Most important, the study says, an early diagnosis is critical because, from disease onset to its diagnosis, significant damages might occur. Moreover, early treatment was shown to improve disease outcomes in animal models. There currently is a lack of reliable disease markers and the access to diagnostic testing is still rather limited in some areas, hampering early diagnosis.
Now, authors aimed to identify early clinical, magnetic resonance imaging (MRI), and electroencephalography (EEG) characteristics, to allow an early diagnosis of CLN2 disease. A particular feature of EEG, a technique used to track and record brain wave patterns, previously was suggested as a good indication for NCL diagnosis. That is called the photoparoxysmal response (PPR), also known as photosensitivity.
Authors performed a retrospective clinical review of 14 patients diagnosed with CLN2 disease, from 2005 to 2015, at the Bambino Gesu Children’s Hospital in Rome, Italy. The median age at disease onset was 3.0 years, and diagnosis usually was confirmed at about 4 years old.
Authors reviewed patients’ data regarding clinical, MRI, and EEG parameters. The early clinical characteristics of patients with CLN2 disease included epilepsy, delayed speech, regression of acquired milestone skills, and balance disorders.

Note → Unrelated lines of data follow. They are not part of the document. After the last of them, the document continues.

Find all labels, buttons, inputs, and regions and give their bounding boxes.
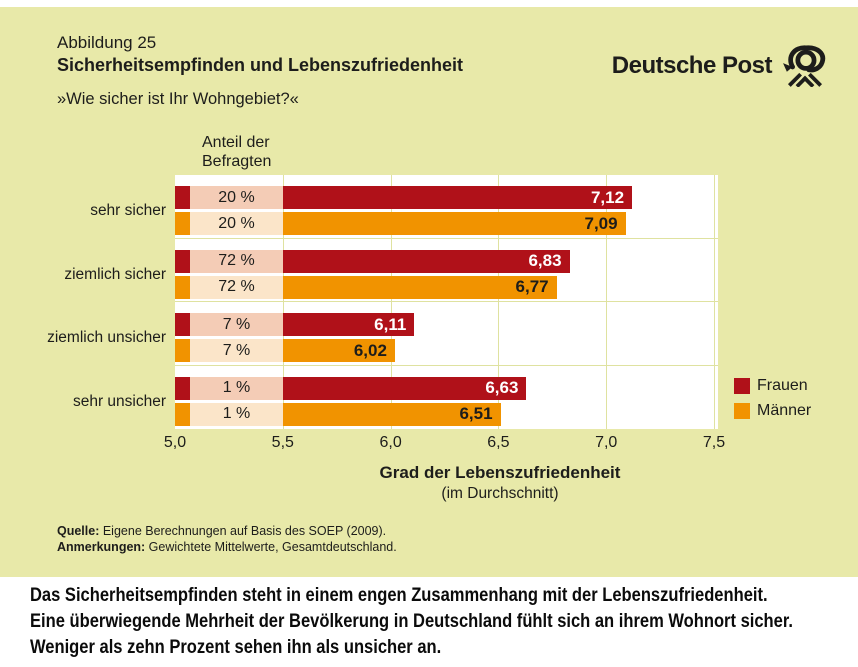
value-label-maenner: 6,02 <box>353 340 387 360</box>
bar-group: 20 % 7,12 20 % 7,09 <box>175 175 718 239</box>
gridline <box>390 175 392 429</box>
notes-label: Anmerkungen: <box>57 540 146 554</box>
share-pill-frauen: 1 % <box>190 376 283 400</box>
bar-group: 72 % 6,83 72 % 6,77 <box>175 239 718 302</box>
bar-frauen: 72 % 6,83 <box>175 249 570 273</box>
category-label: ziemlich unsicher <box>47 329 166 346</box>
share-pill-maenner: 1 % <box>190 402 283 426</box>
summary-text: Das Sicherheitsempfinden steht in einem … <box>30 583 850 661</box>
source-text: Eigene Berechnungen auf Basis des SOEP (… <box>99 524 387 538</box>
summary-line-1: Das Sicherheitsempfinden steht in einem … <box>30 585 768 606</box>
figure-label: Abbildung 25 <box>57 33 157 52</box>
chart-title: Sicherheitsempfinden und Lebenszufrieden… <box>57 55 464 75</box>
value-label-frauen: 6,63 <box>485 378 519 397</box>
bar-maenner: 20 % 7,09 <box>175 212 626 235</box>
bar-frauen: 1 % 6,63 <box>175 376 527 400</box>
gridline <box>282 175 284 429</box>
survey-question: »Wie sicher ist Ihr Wohngebiet?« <box>57 90 299 108</box>
share-pill-maenner: 72 % <box>190 275 283 299</box>
x-tick: 7,5 <box>702 434 726 451</box>
x-axis-title: Grad der Lebenszufriedenheit <box>379 463 621 482</box>
summary-line-3: Weniger als zehn Prozent sehen ihn als u… <box>30 637 442 658</box>
source-note: Quelle: Eigene Berechnungen auf Basis de… <box>57 523 397 539</box>
brand-name: Deutsche Post <box>611 52 773 79</box>
brand-logo: Deutsche Post <box>612 45 830 87</box>
legend-label-maenner: Männer <box>757 402 812 419</box>
category-axis: sehr sicher ziemlich sicher ziemlich unsic… <box>0 175 166 429</box>
share-pill-frauen: 7 % <box>190 313 283 336</box>
gridline <box>498 175 500 429</box>
category-label: ziemlich sicher <box>64 265 166 283</box>
share-pill-frauen: 20 % <box>190 186 283 209</box>
bar-maenner: 72 % 6,77 <box>175 275 557 299</box>
source-label: Quelle: <box>57 524 100 538</box>
x-tick: 6,5 <box>487 434 510 451</box>
x-tick: 7,0 <box>595 434 618 451</box>
bar-maenner: 7 % 6,02 <box>175 339 395 362</box>
value-label-frauen: 6,83 <box>528 251 562 270</box>
gridline <box>714 175 715 429</box>
bar-group: 7 % 6,11 7 % 6,02 <box>175 302 718 366</box>
notes-note: Anmerkungen: Gewichtete Mittelwerte, Ges… <box>57 539 397 555</box>
share-pill-frauen: 72 % <box>190 249 283 273</box>
x-tick: 5,5 <box>271 434 294 451</box>
bar-maenner: 1 % 6,51 <box>175 402 501 426</box>
x-axis-subtitle: (im Durchschnitt) <box>441 485 559 502</box>
legend-item-maenner: Männer <box>734 402 811 420</box>
bar-frauen: 7 % 6,11 <box>175 313 415 336</box>
x-axis-ticks: 5,0 5,5 6,0 6,5 7,0 7,5 <box>164 434 725 454</box>
category-label: sehr sicher <box>90 202 166 219</box>
value-label-frauen: 6,11 <box>374 314 407 334</box>
footnotes: Quelle: Eigene Berechnungen auf Basis de… <box>57 523 397 555</box>
share-pill-maenner: 7 % <box>190 339 283 362</box>
chart-card: Abbildung 25 Sicherheitsempfinden und Le… <box>0 7 858 577</box>
legend-swatch-frauen <box>734 378 750 394</box>
legend-item-frauen: Frauen <box>734 377 811 395</box>
value-label-maenner: 7,09 <box>584 213 618 233</box>
summary-line-2: Eine überwiegende Mehrheit der Bevölkeru… <box>30 611 793 632</box>
category-label: sehr unsicher <box>72 392 166 410</box>
posthorn-icon <box>783 45 826 87</box>
x-tick: 5,0 <box>163 434 187 451</box>
value-label-frauen: 7,12 <box>590 187 625 207</box>
value-label-maenner: 6,77 <box>515 277 549 296</box>
share-column-header: Anteil der Befragten <box>202 134 272 170</box>
plot-area: 20 % 7,12 20 % 7,09 72 % 6,83 72 % 6,77 7 % 6,11 7… <box>175 175 718 429</box>
legend: Frauen Männer <box>734 377 811 427</box>
bar-group: 1 % 6,63 1 % 6,51 <box>175 366 718 430</box>
x-tick: 6,0 <box>379 434 402 451</box>
value-label-maenner: 6,51 <box>459 404 493 423</box>
notes-text: Gewichtete Mittelwerte, Gesamtdeutschlan… <box>145 540 397 554</box>
bar-frauen: 20 % 7,12 <box>175 186 633 209</box>
legend-label-frauen: Frauen <box>757 377 808 394</box>
gridline <box>606 175 608 429</box>
share-pill-maenner: 20 % <box>190 212 283 235</box>
legend-swatch-maenner <box>734 403 750 419</box>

The analysis showed that early photosensitivity (typically at low stimulation frequencies of 1-3 hertz) indicated a diagnosis of CLN2 disease. Photosensitivity was present in 43% of the patients from their first EEG, performed at about 3 years old. Its presence was well-detected in low (1-3 Hz) stimulation frequencies and was displayed as a flash-per-flash response in 69% of the patients. Additionally, analyzing the data for MRI, authors detected cerebellar atrophy in all of the patients, as well as alterations to the brain’s white matter. These alterations were detected in their first MRI, performed at 4 years of age.
Overall, the results suggest that, “early photosensitivity (typically PPR at low stimulation frequencies of 1-3 Hz) is a hallmark of CLN2 disease. This diagnosis should be considered in a child presenting with any type of seizure, and particularly if it is accompanied by delayed speech and/or ataxia or MRI abnormalities (posterior white matter signal alteration or cerebellar atrophy),” the study authors concluded.